SOURCE-Over the weekend we recapped some of the less than impressive moments in the recent US car industry history, which suddenly appears to be bombarded with a
barrage of bad news: starting with Ford’s disastrous August sales when
the company admitted “sales have reached a plateau“, continuing to the surge in delinquent subprime auto borrowers hitting nearly a 7 year high as the marginal creditworthy car buyers disappears, then noting the record $4,000 in industry-wide new car incentives
in September as preventing a plunge in last month’s auto sales, and
recalling last week’s downgrade of the US auto sector by Goldman which said that the US “cycle has peaked“…
…one would almost think that a respite from the bad news was in order. One would be wrong.
As a result of slowing demand and declining US auto sales coupled with growing inventory, Ford Motor is halting one of two plants that builds its top-selling F-150 pickup as it idles four factories this month amid slowing U.S. auto sales.
As Bloomberg reports, starting this week, Ford is shutting its Louisville, Kentucky, factory building the Escape and Lincoln MKC sport utility vehicles, as well as two plants in Mexico that make the Fusion sedan and Fiesta subcompact, according to an e-mailed statement. Next week, the second-largest U.S. automaker will close the F-150 factory near Kansas City for seven days. And starting Oct. 31, the Louisville plant will be idled for another week.
The plant closings follow last week’s shutdown of Ford’s Mustang factory in Michigan after sales of the sports car plunged 32% in September.
Contrary to the popular refrain of a strong economy, US auto sales are slowing as many analysts predict the industry won’t match last year’s record of 17.5 million cars and light trucks. As we reported recently, Ford CEO Mark Fields has said the U.S. auto market has plateaued and that showroom sales are weakening. “We said we expected the overall retail industry to decline in the second half of the year,” Kelli Felker, a Ford spokeswoman, said in the statement. “We also said to expect to see some production adjustments in the second half — this is one of them.”

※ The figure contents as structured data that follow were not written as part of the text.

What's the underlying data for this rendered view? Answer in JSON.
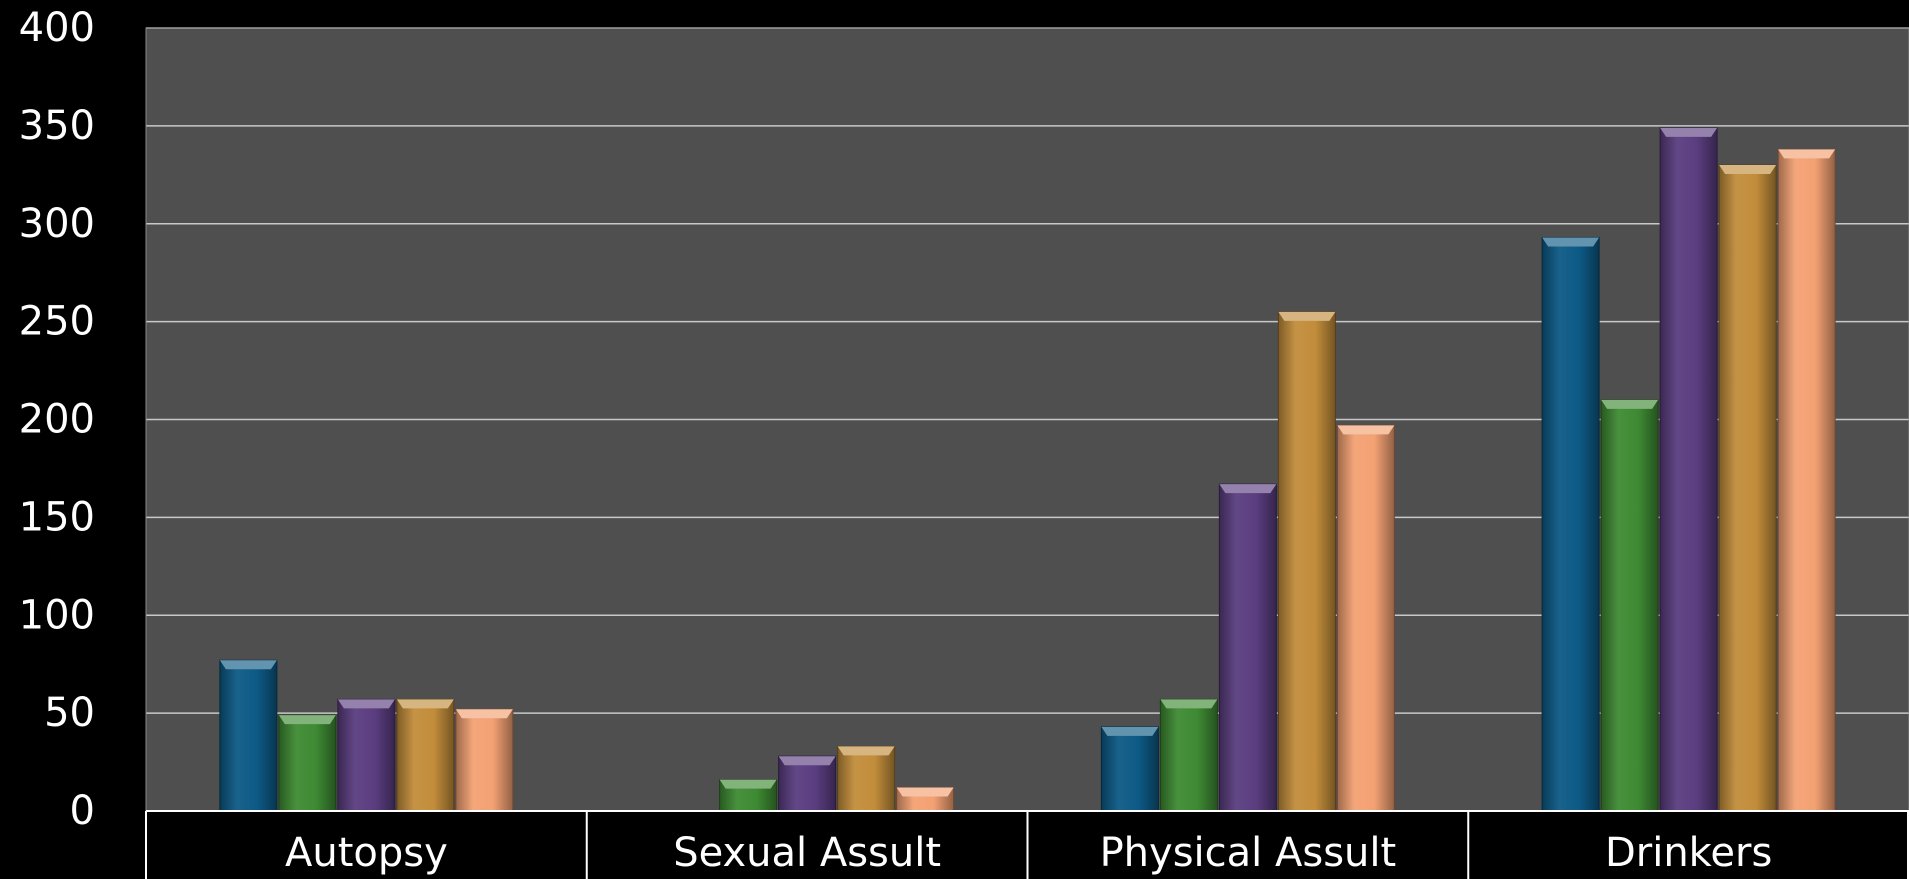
{
  "chart_data": {
    "type": "bar",
    "categories": [
      "Autopsy",
      "Sexual Assult",
      "Physical Assult",
      "Drinkers"
    ],
    "series": [
      {
        "values": [
          77,
          0,
          43,
          293
        ]
      },
      {
        "values": [
          49,
          16,
          57,
          210
        ]
      },
      {
        "values": [
          57,
          28,
          167,
          349
        ]
      },
      {
        "values": [
          57,
          33,
          255,
          330
        ]
      },
      {
        "values": [
          52,
          12,
          197,
          338
        ]
      }
    ],
    "y_ticks": [
      "0",
      "50",
      "100",
      "150",
      "200",
      "250",
      "300",
      "350",
      "400"
    ],
    "ylim": [
      0,
      400
    ],
    "grid": true,
    "legend": "none"
  },
  "colors": {
    "page_background": "#000000",
    "plot_background": "#4f4f4f",
    "gridline": "#c8c8c8",
    "text": "#ffffff",
    "series": [
      "#0d5a86",
      "#3e8a33",
      "#5a3d80",
      "#c28d3b",
      "#f3a173"
    ]
  }
}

At least they stick to their word.
As a race to the bottom begins amogn the carmakers – F-series sales fell 2.6% last month as a pickup price war heated up – consumers will be the winners, able to pick up vehciles at increasingly lower prices. Escape sales dropped 12% in September as Ford faced competitive pressure from the Toyota RAV4 and Honda CR-V. Fusion sales plunged 18% and Fiesta was off 40% as car sales continue to languish with low fuel prices pushing buyers into trucks and SUVs.
So far trucks, picksups and toyota SUVs have been the silver lining in an other wise dreary automaker landscape, rising as the rest of the lightvehicle segment stagnated, However, should gasoline prices keep rising, that too is about to change in adverse direction.
Meanwhile, Felker said Ford is trying to match production with demand. Inventories have been swelling on the models the automaker is idling. The company had 93 days supply of F-series pickups, which includes the F-150, at the end of September, up from 83 days a year earlier, according to researcher Autodata Corp.
According to Bloomberg, Escape inventory grew to 64 days, from 50 a year earlier, while Lincoln MKC climbed to 96 days from 91 last year, according to Autodata. A 60-day supply is considered optimal. Ford had 72 days supply of Fusion sedans at the end of last month, up from 51 a year earlier, and it had enough inventory of the Fiesta to last 77 days, up from 56 in September of 2015, according to Autodata.
Worst of all, while the rest of the US manufacturing sector has been in secular decline, the auto industry was perhaps the last shining light for battered US manufacturing during the past several years. However, if demand for cars continues to collapse, forcing supply to follow suit, it is only a matter of time before the US manufacturing recession returns with a vengeance, and at the worst possible time: when not even the US service sector can hinder the realization that the US economy is on the verge of contracting.